02. What are the components of the New Silk Road?

The Silk Road Economic Belt includes countries situated on the original Silk Road through Central Asia, West Asia, the Middle East, and Europe and calls for the integration of the region into a cohesive economic area through building infrastructure, increasing cultural exchanges, and broadening trade.

The Maritime Silk Road complements the Silk Road Economic Belt, and it is a complementary initiative aimed at fostering collaboration in Southeast Asia, Oceania, and North Africa, through development of infrastructure projects in the marine industry. In particular, the project provides for construction of two canals: one in Nicaragua as an alternative to the Panama Canal and the second through the Isthmus of Kra in Thailand, the narrowest part of the Malay Peninsula, as an alternative to the traditional route through the Strait of Malacca.

03. Why does China want to implement this strategy?

The basis for the project is the country’s logistical security. However, the Chinese authorities are positioning the project not as an ordinary transport corridor, but as a way of strengthening China’s influence in the transit countries. In addition, China's aggressive investment in infrastructure is designed to support and stimulate economic growth. China is the world's largest investor in infrastructure - China invested an average of 8.5% of GDP in infrastructure projects (mainly in construction of roads, power facilities, and railways) in the period from 1992 to 2011, which exceeds the levels of investments by the United States and the European Union. China’s annual investments in infrastructure increased from USD 160 billion in 2002 to almost USD 480 billion in 2010.
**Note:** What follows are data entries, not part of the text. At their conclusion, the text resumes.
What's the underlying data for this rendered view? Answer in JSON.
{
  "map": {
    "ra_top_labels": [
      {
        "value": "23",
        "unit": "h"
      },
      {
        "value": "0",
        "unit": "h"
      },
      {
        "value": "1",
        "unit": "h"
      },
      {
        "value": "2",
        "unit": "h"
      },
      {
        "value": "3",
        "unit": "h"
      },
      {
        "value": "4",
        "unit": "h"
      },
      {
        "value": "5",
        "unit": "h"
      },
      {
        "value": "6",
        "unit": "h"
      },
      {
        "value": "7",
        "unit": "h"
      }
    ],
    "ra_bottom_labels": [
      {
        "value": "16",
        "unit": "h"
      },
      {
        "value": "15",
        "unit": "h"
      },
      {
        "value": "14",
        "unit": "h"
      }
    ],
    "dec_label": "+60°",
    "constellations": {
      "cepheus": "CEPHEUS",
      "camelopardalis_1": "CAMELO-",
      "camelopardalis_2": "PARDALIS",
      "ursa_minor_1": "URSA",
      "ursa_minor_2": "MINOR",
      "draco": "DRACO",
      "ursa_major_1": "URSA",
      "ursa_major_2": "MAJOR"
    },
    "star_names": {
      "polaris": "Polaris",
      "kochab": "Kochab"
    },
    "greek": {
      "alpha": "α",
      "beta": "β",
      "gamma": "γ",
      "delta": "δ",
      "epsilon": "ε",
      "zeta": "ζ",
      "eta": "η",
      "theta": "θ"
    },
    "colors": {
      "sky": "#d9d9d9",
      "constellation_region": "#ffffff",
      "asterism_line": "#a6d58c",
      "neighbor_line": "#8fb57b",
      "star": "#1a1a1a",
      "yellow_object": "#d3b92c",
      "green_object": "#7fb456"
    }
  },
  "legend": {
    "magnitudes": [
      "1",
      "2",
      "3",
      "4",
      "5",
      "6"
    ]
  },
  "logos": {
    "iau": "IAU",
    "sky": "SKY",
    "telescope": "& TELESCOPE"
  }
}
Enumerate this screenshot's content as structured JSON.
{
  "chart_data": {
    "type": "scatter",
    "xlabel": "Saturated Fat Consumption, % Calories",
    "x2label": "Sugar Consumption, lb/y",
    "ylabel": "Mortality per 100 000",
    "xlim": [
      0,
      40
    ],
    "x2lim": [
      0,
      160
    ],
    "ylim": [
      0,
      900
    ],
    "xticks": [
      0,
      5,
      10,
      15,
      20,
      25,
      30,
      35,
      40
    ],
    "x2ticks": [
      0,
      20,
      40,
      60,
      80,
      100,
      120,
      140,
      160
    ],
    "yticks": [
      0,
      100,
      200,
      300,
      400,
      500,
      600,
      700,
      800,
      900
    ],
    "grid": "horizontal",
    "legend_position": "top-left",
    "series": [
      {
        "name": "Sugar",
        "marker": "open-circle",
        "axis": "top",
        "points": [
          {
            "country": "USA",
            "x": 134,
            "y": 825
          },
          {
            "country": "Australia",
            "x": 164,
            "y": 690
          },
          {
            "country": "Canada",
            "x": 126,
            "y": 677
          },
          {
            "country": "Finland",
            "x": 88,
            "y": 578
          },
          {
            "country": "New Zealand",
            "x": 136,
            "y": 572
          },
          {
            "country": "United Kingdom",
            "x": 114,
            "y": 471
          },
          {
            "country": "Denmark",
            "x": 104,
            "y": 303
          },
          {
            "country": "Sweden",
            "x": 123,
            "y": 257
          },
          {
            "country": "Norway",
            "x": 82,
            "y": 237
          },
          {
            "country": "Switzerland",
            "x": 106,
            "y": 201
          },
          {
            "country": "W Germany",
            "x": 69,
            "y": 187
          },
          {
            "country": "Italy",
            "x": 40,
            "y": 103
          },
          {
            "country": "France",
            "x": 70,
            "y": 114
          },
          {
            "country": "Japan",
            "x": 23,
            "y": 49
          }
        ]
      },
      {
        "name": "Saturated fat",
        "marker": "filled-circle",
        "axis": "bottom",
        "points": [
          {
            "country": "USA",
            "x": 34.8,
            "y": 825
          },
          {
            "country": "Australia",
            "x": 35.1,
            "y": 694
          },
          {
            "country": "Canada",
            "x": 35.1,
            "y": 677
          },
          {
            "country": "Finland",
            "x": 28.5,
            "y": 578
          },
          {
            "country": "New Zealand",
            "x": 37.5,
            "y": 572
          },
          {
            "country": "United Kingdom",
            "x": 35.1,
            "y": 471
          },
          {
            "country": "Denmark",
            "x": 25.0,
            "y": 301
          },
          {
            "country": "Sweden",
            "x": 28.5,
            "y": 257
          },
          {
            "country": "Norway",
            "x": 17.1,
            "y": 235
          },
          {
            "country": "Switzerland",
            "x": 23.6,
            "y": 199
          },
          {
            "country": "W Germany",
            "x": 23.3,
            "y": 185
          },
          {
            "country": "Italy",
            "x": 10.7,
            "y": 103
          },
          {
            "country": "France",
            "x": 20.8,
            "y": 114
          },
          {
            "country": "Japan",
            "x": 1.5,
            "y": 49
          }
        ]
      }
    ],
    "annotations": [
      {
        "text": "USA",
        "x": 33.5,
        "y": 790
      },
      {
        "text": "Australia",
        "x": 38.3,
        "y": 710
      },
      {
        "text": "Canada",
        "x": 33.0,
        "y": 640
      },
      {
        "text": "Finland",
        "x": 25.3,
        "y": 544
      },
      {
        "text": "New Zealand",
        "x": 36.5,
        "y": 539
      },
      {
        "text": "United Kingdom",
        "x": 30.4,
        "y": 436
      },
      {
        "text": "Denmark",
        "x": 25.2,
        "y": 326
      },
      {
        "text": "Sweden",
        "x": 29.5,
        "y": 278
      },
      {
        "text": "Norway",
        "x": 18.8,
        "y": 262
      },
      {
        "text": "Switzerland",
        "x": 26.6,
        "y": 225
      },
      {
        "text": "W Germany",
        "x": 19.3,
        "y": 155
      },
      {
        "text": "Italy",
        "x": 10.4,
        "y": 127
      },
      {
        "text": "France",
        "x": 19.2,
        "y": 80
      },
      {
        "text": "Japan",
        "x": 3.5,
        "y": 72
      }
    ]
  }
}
04. What are the cost and the sources of funding for the New Silk Road?

Investments in the implementation of the strategy are estimated in trillions of dollars. In particular, the cost of construction of the Nicaraguan canal is USD 50 billion, the cost of construction of the Malaccan canal is USD 28 billion. According to the ADB, the requirement for investment in infrastructure in the Asia-Pacific region is USD 750 billion per year.

The Chinese government established an investment fund of USD 40 billion in 2014 for implementation of the project. This fund will not only lend money but also invest in businesses. China is also successfully lobbying for establishment of an Asian Bank for Infrastructure Investments with an initial authorized capital of USD 50 billion. In addition to economic goals, establishment of the bank also pursues political goals – China’s influence in the world's major financial institutions (the World Bank, the International Monetary Fund, and the ADB) is limited and does not meet the current requirements of the Chinese leadership.

05. Is there a place for Ukraine in the New Silk Road?

Theoretically, Ukraine can expect a fraction of the trade volume between China and the European Union, which totals more than 260 million tons. However, a number of barriers make large-scale involvement of Ukraine in the New Silk Road project unlikely. Firstly, Ukraine is not a member of the European Union, as opposed to Bulgaria and Romania, which complicates border crossing. Ukraine also has an opaque and protracted mechanism for customs clearance of goods, which, against the backdrop of the high cost of ship calls (25-35% higher than in Bulgaria and Romania without discounts,) and the lack of good roads for automobile links with the European Union, makes the country less attractive compare with other countries of the European Union.